Gaelic Park was a lively place on Sunday with some old faces and new. It was an honor to meet Brendan Hennessy for the first time with the stories from some of the best county teams of all time in New York a pleasure to hear.

Sonny Kenna from Roscommon was on hand, a man who has a National League medal for New York from 1967 with always a smile. So was John Leahy from Lixnaw in Kerry who did trojan work for the MIAs and POWs in the Korean War. He was a member of the traveling party for the 1958 New York hurling side.

Seamus Collins also from Kerry passed on some marvelous pictures to this scribe from times past. He is finding some of the best kept secrets in New York by asking both his friends and acquaintances if they have any! A place needs to be found to display them for the public.

Sean Scollan, from Ballinamore, who played for Leitrim in the Connaught Championship of 1947 and for Leitrim when they won the Connaught junior title in 46 by 2-9 to 0-4 over Galway, was there.

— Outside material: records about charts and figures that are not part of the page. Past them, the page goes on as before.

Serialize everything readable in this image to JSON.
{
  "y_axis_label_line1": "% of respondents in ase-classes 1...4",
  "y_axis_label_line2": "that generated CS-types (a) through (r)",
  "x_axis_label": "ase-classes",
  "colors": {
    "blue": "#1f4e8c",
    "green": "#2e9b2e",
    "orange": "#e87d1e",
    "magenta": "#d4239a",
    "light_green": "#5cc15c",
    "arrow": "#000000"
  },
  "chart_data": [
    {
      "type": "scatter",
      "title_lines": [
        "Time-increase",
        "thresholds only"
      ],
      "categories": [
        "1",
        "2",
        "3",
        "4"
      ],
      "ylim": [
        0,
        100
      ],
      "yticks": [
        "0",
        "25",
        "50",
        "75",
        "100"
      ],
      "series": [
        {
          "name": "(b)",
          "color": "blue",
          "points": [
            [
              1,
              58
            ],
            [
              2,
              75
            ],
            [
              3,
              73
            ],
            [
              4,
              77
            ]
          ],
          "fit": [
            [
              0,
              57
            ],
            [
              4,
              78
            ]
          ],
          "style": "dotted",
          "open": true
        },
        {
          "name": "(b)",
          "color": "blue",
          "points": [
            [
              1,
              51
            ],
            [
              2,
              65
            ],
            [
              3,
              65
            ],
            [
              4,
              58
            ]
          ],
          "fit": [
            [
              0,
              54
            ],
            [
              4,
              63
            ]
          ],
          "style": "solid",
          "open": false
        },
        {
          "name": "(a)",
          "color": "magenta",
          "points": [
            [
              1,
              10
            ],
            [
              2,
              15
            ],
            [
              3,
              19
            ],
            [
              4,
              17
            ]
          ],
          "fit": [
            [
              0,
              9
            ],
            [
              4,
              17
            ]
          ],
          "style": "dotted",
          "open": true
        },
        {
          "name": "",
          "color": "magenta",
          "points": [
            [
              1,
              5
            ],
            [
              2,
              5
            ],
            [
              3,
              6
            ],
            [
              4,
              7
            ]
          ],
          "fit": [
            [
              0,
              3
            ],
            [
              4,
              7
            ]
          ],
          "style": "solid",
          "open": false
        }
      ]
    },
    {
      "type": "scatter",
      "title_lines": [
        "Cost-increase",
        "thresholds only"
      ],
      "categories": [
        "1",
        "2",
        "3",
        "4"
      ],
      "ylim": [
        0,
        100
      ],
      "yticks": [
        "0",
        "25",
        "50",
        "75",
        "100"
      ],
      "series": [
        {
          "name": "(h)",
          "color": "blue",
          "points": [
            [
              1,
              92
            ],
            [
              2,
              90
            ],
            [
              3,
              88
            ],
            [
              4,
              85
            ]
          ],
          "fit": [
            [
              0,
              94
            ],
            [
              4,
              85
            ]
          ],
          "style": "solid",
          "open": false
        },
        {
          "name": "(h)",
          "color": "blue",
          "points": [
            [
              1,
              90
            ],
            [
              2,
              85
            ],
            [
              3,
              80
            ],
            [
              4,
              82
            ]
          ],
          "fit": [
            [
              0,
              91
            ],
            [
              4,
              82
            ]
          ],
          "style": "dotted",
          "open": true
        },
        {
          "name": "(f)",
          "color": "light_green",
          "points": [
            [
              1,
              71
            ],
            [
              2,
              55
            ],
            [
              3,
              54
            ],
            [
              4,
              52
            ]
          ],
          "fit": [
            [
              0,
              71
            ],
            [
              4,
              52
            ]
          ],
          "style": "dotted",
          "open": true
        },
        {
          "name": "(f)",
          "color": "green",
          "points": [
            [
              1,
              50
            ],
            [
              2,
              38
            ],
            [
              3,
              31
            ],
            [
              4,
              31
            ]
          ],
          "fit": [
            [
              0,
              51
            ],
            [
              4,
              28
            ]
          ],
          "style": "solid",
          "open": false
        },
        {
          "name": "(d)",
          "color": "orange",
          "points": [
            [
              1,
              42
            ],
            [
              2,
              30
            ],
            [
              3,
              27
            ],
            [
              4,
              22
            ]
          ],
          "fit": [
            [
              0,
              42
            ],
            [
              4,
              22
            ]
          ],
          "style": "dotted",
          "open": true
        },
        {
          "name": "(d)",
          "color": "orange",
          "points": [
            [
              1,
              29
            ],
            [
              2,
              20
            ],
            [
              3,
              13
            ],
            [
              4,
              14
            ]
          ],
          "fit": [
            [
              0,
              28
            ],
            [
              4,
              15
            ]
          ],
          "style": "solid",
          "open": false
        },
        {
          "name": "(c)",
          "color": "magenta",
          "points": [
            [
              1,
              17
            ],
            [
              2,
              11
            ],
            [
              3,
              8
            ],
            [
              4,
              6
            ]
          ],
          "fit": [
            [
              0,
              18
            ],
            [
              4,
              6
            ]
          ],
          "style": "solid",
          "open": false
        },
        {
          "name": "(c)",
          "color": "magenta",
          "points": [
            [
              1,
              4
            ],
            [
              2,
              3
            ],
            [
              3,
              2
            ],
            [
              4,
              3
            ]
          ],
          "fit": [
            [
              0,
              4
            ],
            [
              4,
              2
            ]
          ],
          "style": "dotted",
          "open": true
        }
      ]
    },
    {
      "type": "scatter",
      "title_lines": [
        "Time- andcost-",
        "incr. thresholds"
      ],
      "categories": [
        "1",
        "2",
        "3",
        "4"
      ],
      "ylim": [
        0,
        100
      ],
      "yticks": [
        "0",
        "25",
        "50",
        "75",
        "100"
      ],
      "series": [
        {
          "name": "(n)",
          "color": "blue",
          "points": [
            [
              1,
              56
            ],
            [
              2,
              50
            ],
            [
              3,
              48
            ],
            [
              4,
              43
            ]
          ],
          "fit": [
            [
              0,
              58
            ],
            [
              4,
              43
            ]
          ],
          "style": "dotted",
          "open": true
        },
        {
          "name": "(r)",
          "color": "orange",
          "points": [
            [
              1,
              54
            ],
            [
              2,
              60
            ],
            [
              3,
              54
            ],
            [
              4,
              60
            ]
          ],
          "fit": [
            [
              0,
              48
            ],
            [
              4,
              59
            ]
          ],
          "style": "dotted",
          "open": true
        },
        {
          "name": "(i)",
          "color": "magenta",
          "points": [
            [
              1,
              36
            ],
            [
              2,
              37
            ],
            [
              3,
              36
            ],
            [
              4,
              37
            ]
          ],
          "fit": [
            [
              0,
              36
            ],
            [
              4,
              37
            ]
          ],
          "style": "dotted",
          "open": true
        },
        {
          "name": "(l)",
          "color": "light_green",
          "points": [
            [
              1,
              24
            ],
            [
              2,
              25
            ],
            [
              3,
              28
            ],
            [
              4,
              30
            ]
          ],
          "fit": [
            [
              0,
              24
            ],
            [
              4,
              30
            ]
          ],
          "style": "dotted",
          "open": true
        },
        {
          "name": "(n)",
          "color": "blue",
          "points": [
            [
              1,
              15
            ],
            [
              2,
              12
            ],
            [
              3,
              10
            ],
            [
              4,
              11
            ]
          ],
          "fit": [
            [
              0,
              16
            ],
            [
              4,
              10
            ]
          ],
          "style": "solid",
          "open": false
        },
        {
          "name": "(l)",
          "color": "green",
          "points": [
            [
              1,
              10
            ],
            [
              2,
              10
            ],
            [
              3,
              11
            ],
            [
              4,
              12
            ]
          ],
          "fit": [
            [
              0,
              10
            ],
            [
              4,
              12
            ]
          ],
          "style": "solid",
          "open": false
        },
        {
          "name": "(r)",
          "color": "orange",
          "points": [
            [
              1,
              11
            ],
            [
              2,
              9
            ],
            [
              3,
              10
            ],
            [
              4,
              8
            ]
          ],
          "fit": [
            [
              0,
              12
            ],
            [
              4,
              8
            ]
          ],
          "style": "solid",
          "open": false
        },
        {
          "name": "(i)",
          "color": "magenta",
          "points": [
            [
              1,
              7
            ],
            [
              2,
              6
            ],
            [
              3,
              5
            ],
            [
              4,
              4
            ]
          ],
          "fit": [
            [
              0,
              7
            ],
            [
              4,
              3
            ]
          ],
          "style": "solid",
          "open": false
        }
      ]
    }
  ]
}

Liam Sammon passed on a coaching book which he authored for charity back home. Seamus Finnerty, the Galway PRO, took a picture of the New York sportswriters with the FBD cup, a pic for the wall without a doubt, while Barry Cullinane told this scribe about the hurling battles that his club Turloughmore, which is also mine, will be facing with his help next week.

Another Galway note, good luck to Capataggle next week in the Galway Intermediate Championship semi final, John Kelly who is a familiar face in Gaelic Park to all will have a vested interest. That is his club. All told a fantastic day to be at the park the result not withstanding.

New York: 1 Shane Clifford, 2 Sean Munnelly, 3 Aiden Power, 4 Michael Gallagher, 5 Marty Hamill, 6 Dermot Keane, 7 Justin O'Halloran, 8 Kenny O'Connor (0-2), 9 Barry Quinn, 10 Paddy Smith, 11 Mike Higgins (0-5), 12 Nicky Dineen (0-2), 13 Liam O'Donnell, 14 Dan Doona (0-1), 15 Kevin McGeeney (0-1). Subs: Kevin Walsh for Smith, Mark Dobbin (0-1) for O'Donnell, Michael Sloan for Dineen, Adrian O'Connor for Hamill, Conor Hunter for O'Halloran, Sean Lordon for Quinn, Michael Grimes for Clifford, C.J. Molloy for Doona, Paul Walsh for McGeeney, Thomas McGovern for Sloan, Gerard McCullough for Keane.